My doctor tells me the lump is, as she suspected, nothing. Yet I feel its large and slightly tender form hidden by my skin. It is not nothing, I think, as I touch it where I hardly ever touch myself.
pg. 85 Free Association Writing
My stepfather has a scar inside his mouth, a white mole bedded in the pale pink behind the curl of his bottom lip. I like to touch it, scrape it with my fingernail, stare at it. I scrape the flesh now, turning the red around it white. I got it from a fight in a bar over a woman.
I see the woman’s smoky hair, the bar’s wooden countertops, shot glasses rimmed with copper scrolling. My stepfather with the wave in his dark hair and the sharp light in his gold eyes, his nose crooked like an eagle. I imagine him fighting for this woman’s honor, three drunken, unshaven men circling him, the glitter of their eyes, the sheen in their grinning mouths. The woman squeezes my stepfather’s shoulder, whispering the requisite, Don’t do this. I imagine bodies tossed over shoulders like 1950s prom queens in heavy tulle, only these bodies are not caught and pulled into to a two-step embrace.

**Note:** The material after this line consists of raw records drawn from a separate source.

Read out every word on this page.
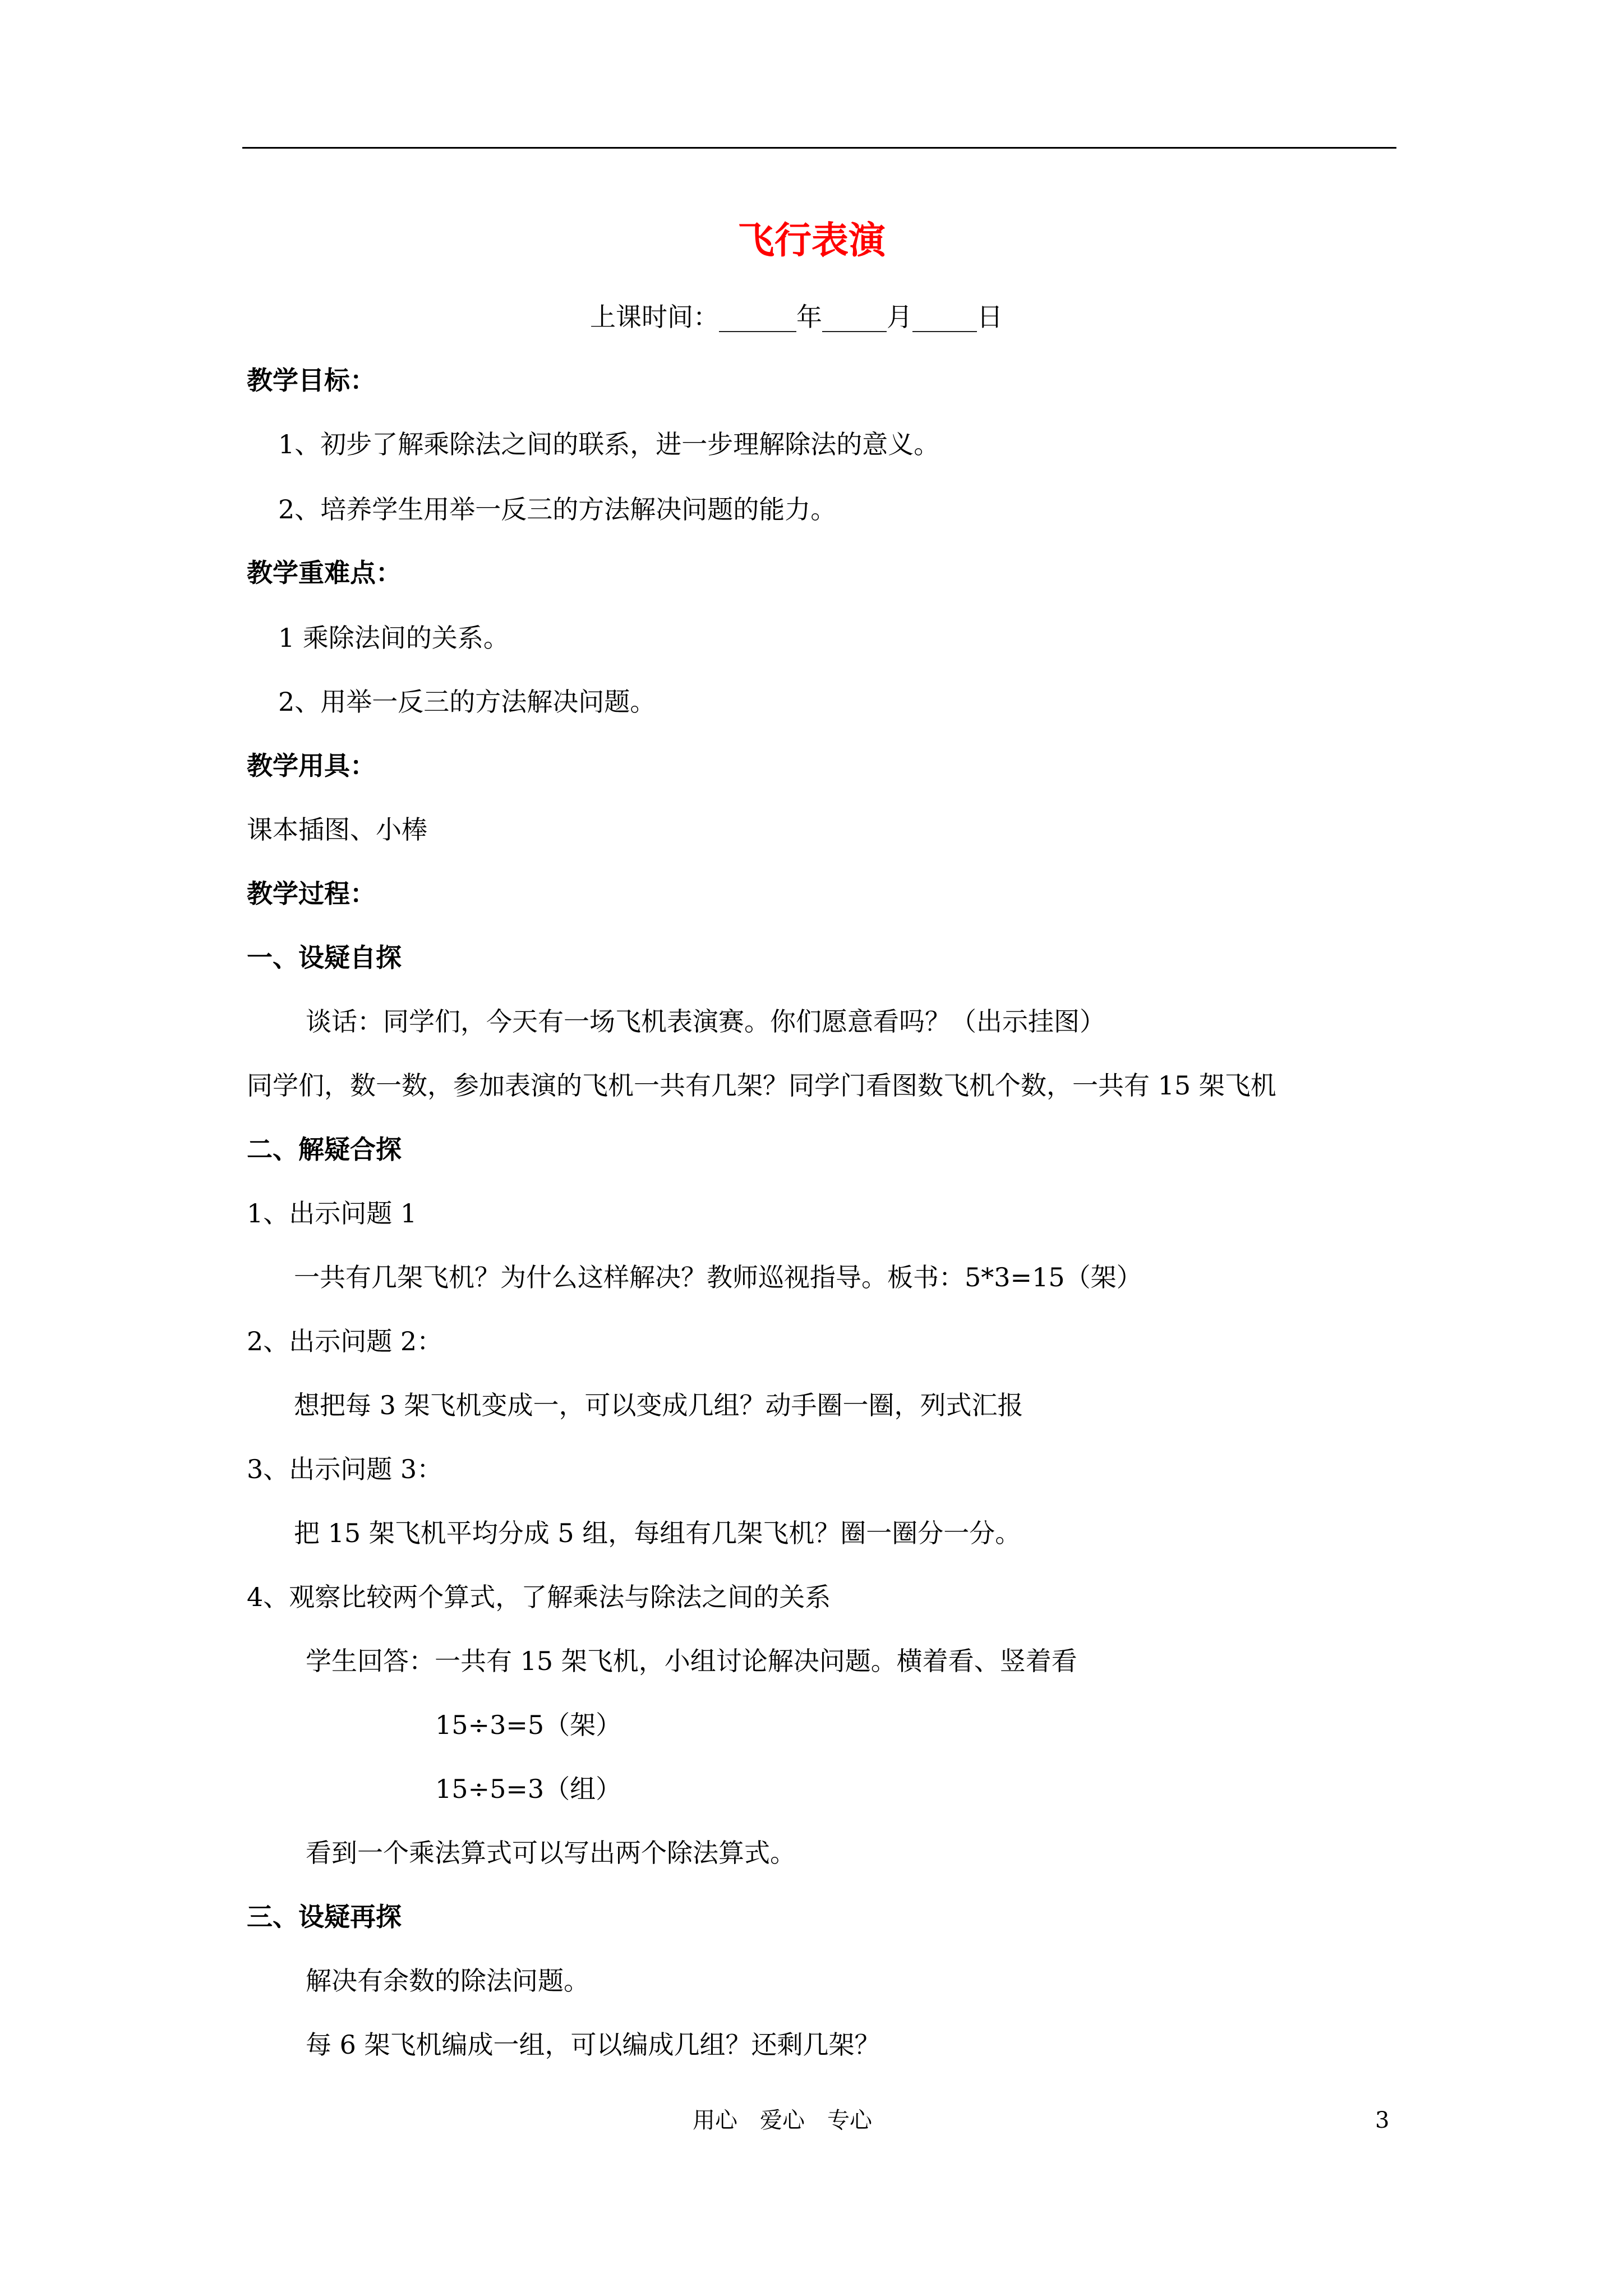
飞行表演
上课时间：______年_____月_____日
教学目标：
1、初步了解乘除法之间的联系，进一步理解除法的意义。
2、培养学生用举一反三的方法解决问题的能力。
教学重难点：
1 乘除法间的关系。
2、用举一反三的方法解决问题。
教学用具：
课本插图、小棒
教学过程：
一、设疑自探
谈话：同学们，今天有一场飞机表演赛。你们愿意看吗？（出示挂图）
同学们，数一数，参加表演的飞机一共有几架？同学门看图数飞机个数，一共有 15 架飞机
二、解疑合探
1、出示问题 1
一共有几架飞机？为什么这样解决？教师巡视指导。板书：5*3=15（架）
2、出示问题 2：
想把每 3 架飞机变成一，可以变成几组？动手圈一圈，列式汇报
3、出示问题 3：
把 15 架飞机平均分成 5 组，每组有几架飞机？圈一圈分一分。
4、观察比较两个算式，了解乘法与除法之间的关系
学生回答：一共有 15 架飞机，小组讨论解决问题。横着看、竖着看
15÷3=5（架）
15÷5=3（组）
看到一个乘法算式可以写出两个除法算式。
三、设疑再探
解决有余数的除法问题。
每 6 架飞机编成一组，可以编成几组？还剩几架？
用心　爱心　专心	3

They twirl into tall, hard bar stools, shatter against the dirty wooden floor.
My stepfather leaves then, limping, his right arm around the lady’s thin neck. I see them walking into the dark wooded park across the street and resting beneath a shapeless tree, its pale oak trunk bright in the moonlight. I imagine tight stars above them pressed deep in the sky, like gravel in a cut—and then he yanks me on his lap and jams his scar against my tongue, and I don’t imagine anything anymore.
pg. 1 INTRODUCTION: Beginning This Workbook
1. What did I do that I am proud of? Start working in this book .
2. I plan to do these exercises: alone .
3. What am I afraid of? _____.
4. What feelings do I have as I begin to work through this workbook? _____.